Aber vielleicht können wir diese Geschichte doch etwas genauer anschauen und darin einige Denk- und Handlungsmuster erkennen oder Menschen, die diese Muster durchschaut haben. Darum soll es in diesem Buch gehen. Von daher ist es einerseits ein sehr auf die Tradition bezogenes Buch; allerdings führen andererseits viele heutige Muster zu revolutionären Schlüssen. Dabei möchte ich auch auf jenen Mann zu sprechen kommen, über den – im Vergleich zu anderen Persönlichkeiten der Geschichte – die meisten Bücher geschrieben worden sind: ein Italiener des 13. Jahrhunderts namens Franz von Assisi oder kurz Franziskus. Er muss über einen ganz besonderen Genius verfügt haben, wenn er eine solche Anziehungskraft auf so viele Kulturen und Religionen ausübte und auch heute noch, nach achthundert Jahren, mit vielen seiner Antworten hochaktuell ist.
Franziskus’ Kontext und seine Bezugswelt
Franziskus trat in eine Welt ein, die gerade durch die neu entstehende Marktwirtschaft von Grund auf umgeformt wurde. Er lebte in einer zerfallenden alten Ordnung, in der sein Vater habgierig die Ländereien seiner Schuldner aufkaufte und damit rasch in die neue Unternehmerklasse aufstieg. Die Kirche, die Franziskus vorfand, hatte anscheinend weithin den Kontakt zu den Massen verloren. Aber er vertraute auf eine innere Stimme und eine größere Wahrheit. Er suchte eine klare Mitte und machte sich von ihr aus auf den Weg.
Dieser eine eindeutige Mittelpunkt war für Franziskus Jesus, der Menschgewordene.
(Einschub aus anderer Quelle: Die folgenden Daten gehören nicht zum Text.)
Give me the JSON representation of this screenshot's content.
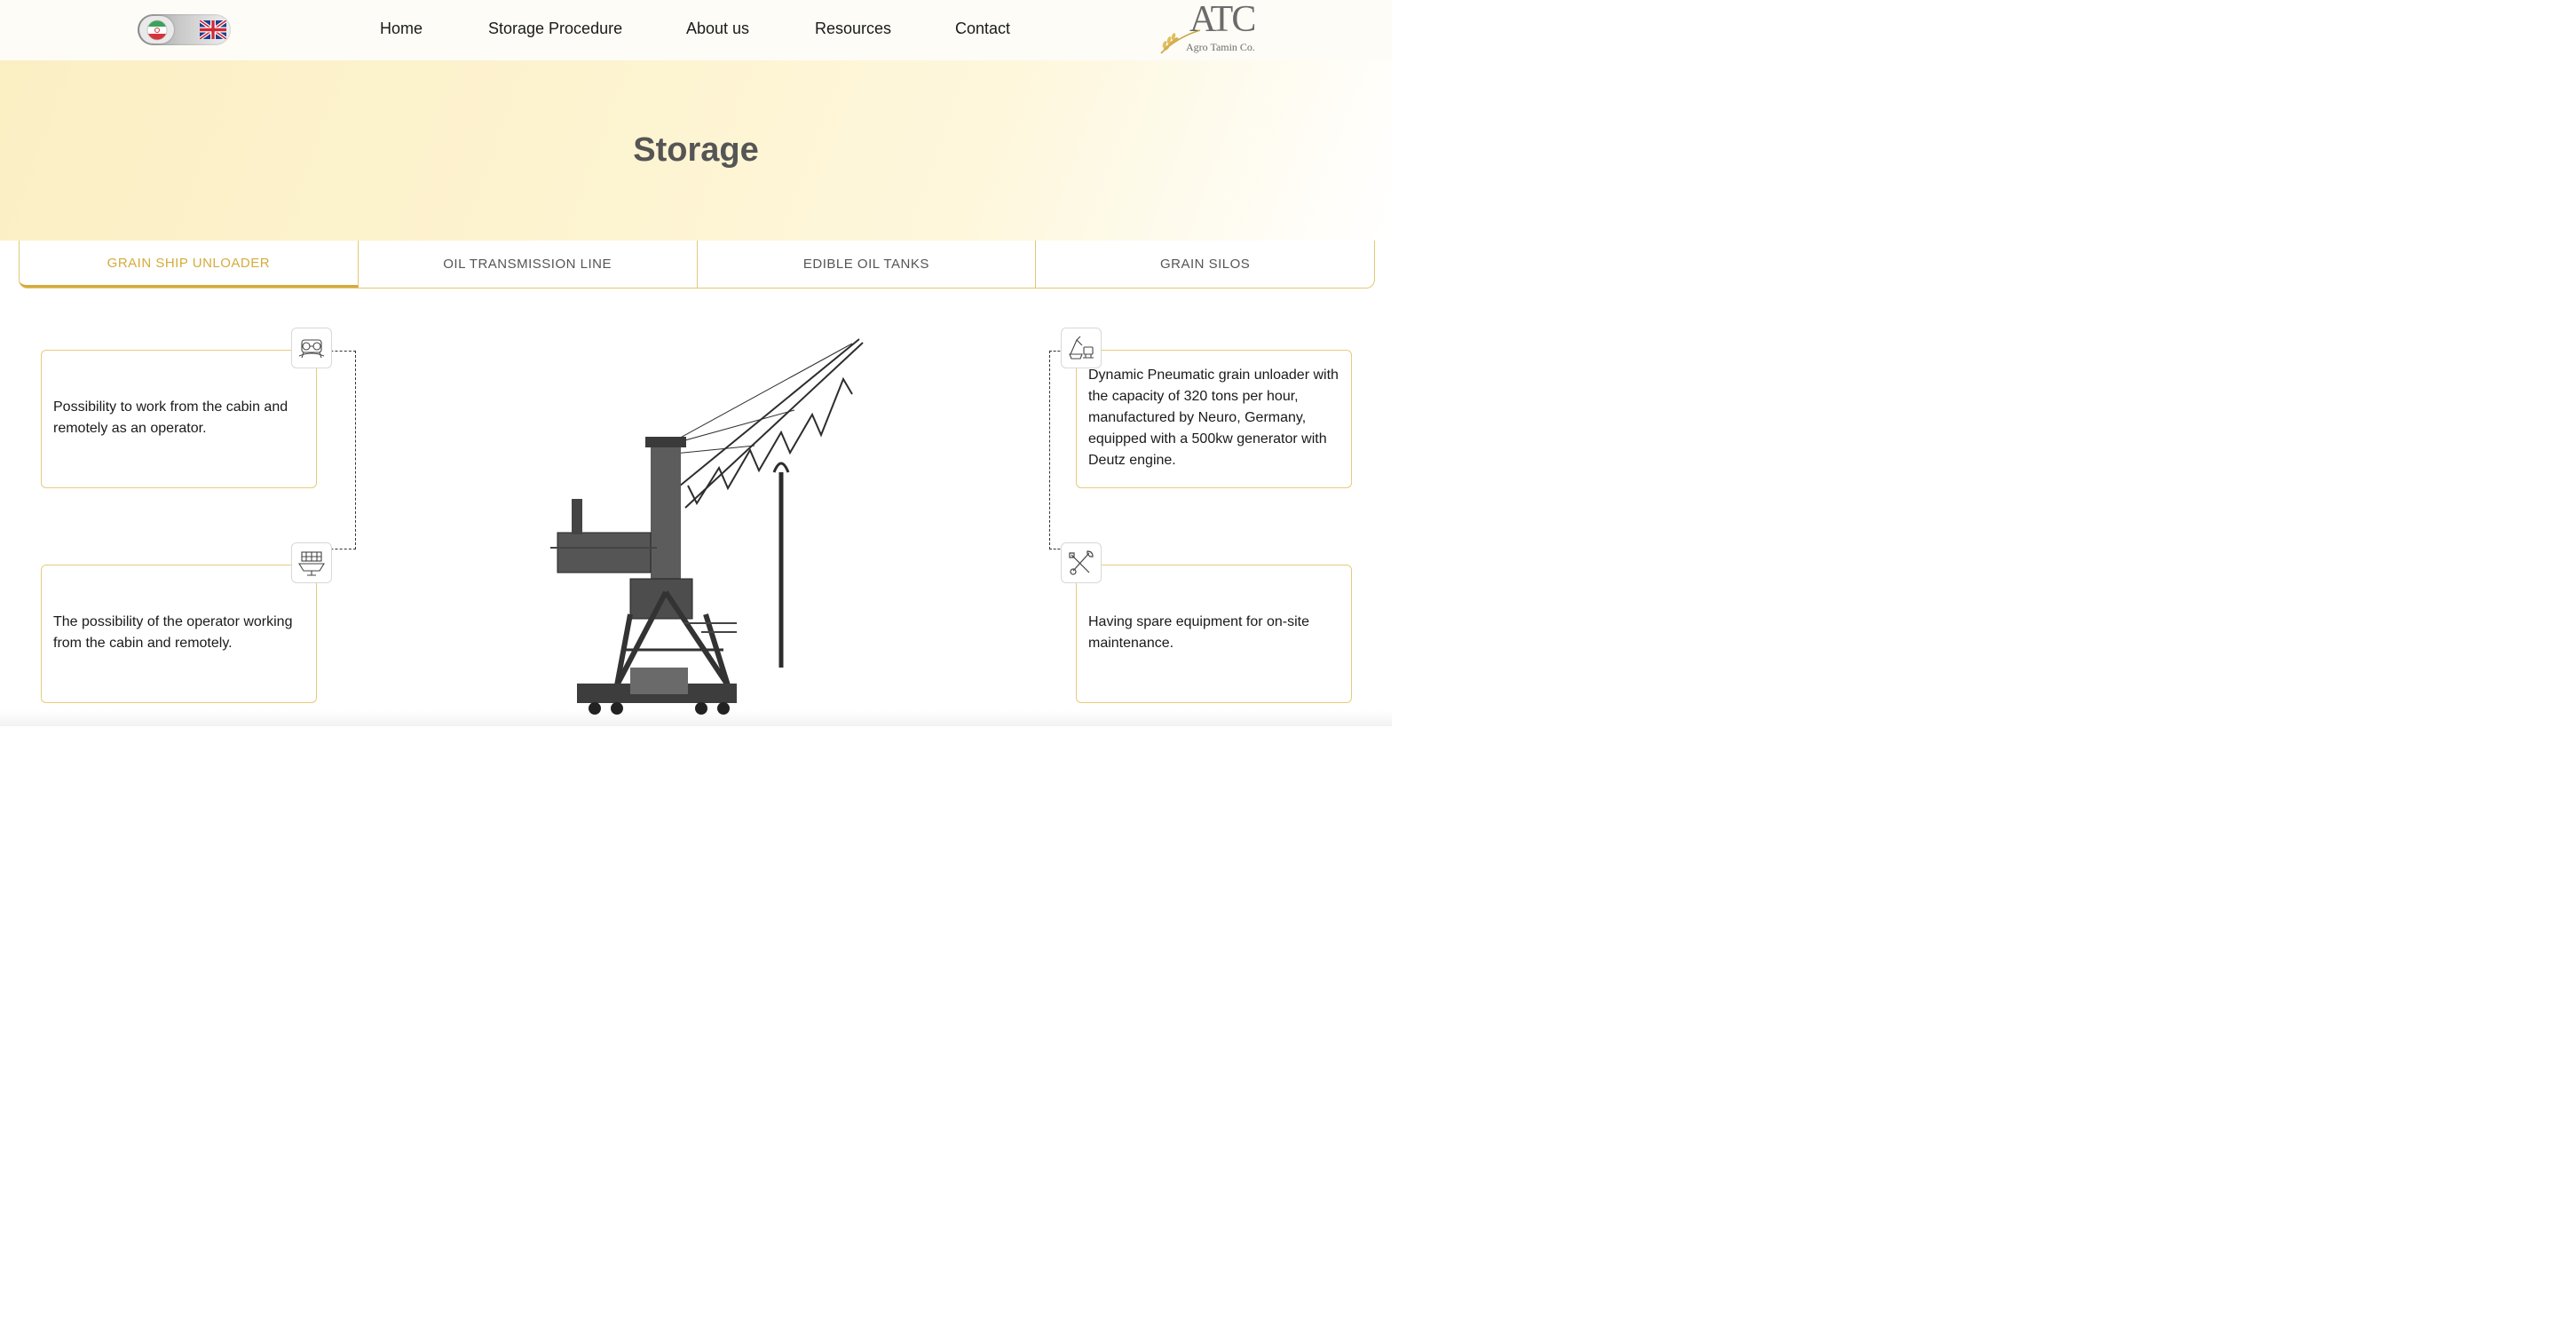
{
  "header": {
    "nav": [
      "Home",
      "Storage Procedure",
      "About us",
      "Resources",
      "Contact"
    ],
    "logo": {
      "mark": "ATC",
      "subtitle": "Agro Tamin Co."
    },
    "language_toggle": {
      "left_flag": "iran-flag-icon",
      "right_flag": "uk-flag-icon"
    }
  },
  "hero": {
    "title": "Storage"
  },
  "tabs": [
    {
      "label": "GRAIN SHIP UNLOADER",
      "active": true
    },
    {
      "label": "OIL TRANSMISSION LINE",
      "active": false
    },
    {
      "label": "EDIBLE OIL TANKS",
      "active": false
    },
    {
      "label": "GRAIN SILOS",
      "active": false
    }
  ],
  "features": {
    "top_left": {
      "icon": "operator-cabin-icon",
      "text": "Possibility to work from the cabin and remotely as an operator."
    },
    "bottom_left": {
      "icon": "control-panel-icon",
      "text": "The possibility of the operator working from the cabin and remotely."
    },
    "top_right": {
      "icon": "ship-unloader-icon",
      "text": "Dynamic Pneumatic grain unloader with the capacity of 320 tons per hour, manufactured by Neuro, Germany, equipped with a 500kw generator with Deutz engine."
    },
    "bottom_right": {
      "icon": "tools-icon",
      "text": "Having spare equipment for on-site maintenance."
    }
  },
  "image": {
    "icon": "pneumatic-crane-image"
  },
  "colors": {
    "accent": "#d4ab3c",
    "border": "#e5cc7c",
    "hero_bg": "#fdf3cf",
    "title": "#555555"
  }
}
Von diesem personalisierten Bezugspunkt her verstand er alles andere. In ihm erkannte er den einzigen archimedischen Punkt, an dem er festen Halt finden und von wo aus er seine Welt aus den Angeln heben konnte. Das tat er auf mindestens drei eindeutige Weisen.
Erstens erschloss er sich die Tiefen des Gebets seiner eigenen Tradition, statt nur alte fromme Formeln zu wiederholen. Zweitens suchte er Anleitung im Spiegel der Schöpfung selbst, statt von theoretischen Ansichten und vorfabrizierten Ideen und Idealen auszugehen. Und, was am radikalsten war, er befasste sich drittens intensiv mit der Unterschicht seiner Gesellschaft, der „Gemeinschaft aller, die leiden“, um zu begreifen, wie Gott Menschen verwandelt. Mit anderen Worten: Er fand Tiefe und Weite – und eine Lebensweise, darin zu bleiben.
Die Tiefe bestand aus einem inneren Leben, in dem er sich allen Schatten, Rätseln und Widersprüchen in sich selbst und seiner Mitwelt stellte – einem inneren Leben, in dem sie wahrgenommen, angenommen und vergeben werden. Er glaubte, dass man nur in dieser Tiefe Gott in Fülle und Wahrheit begegnen könne.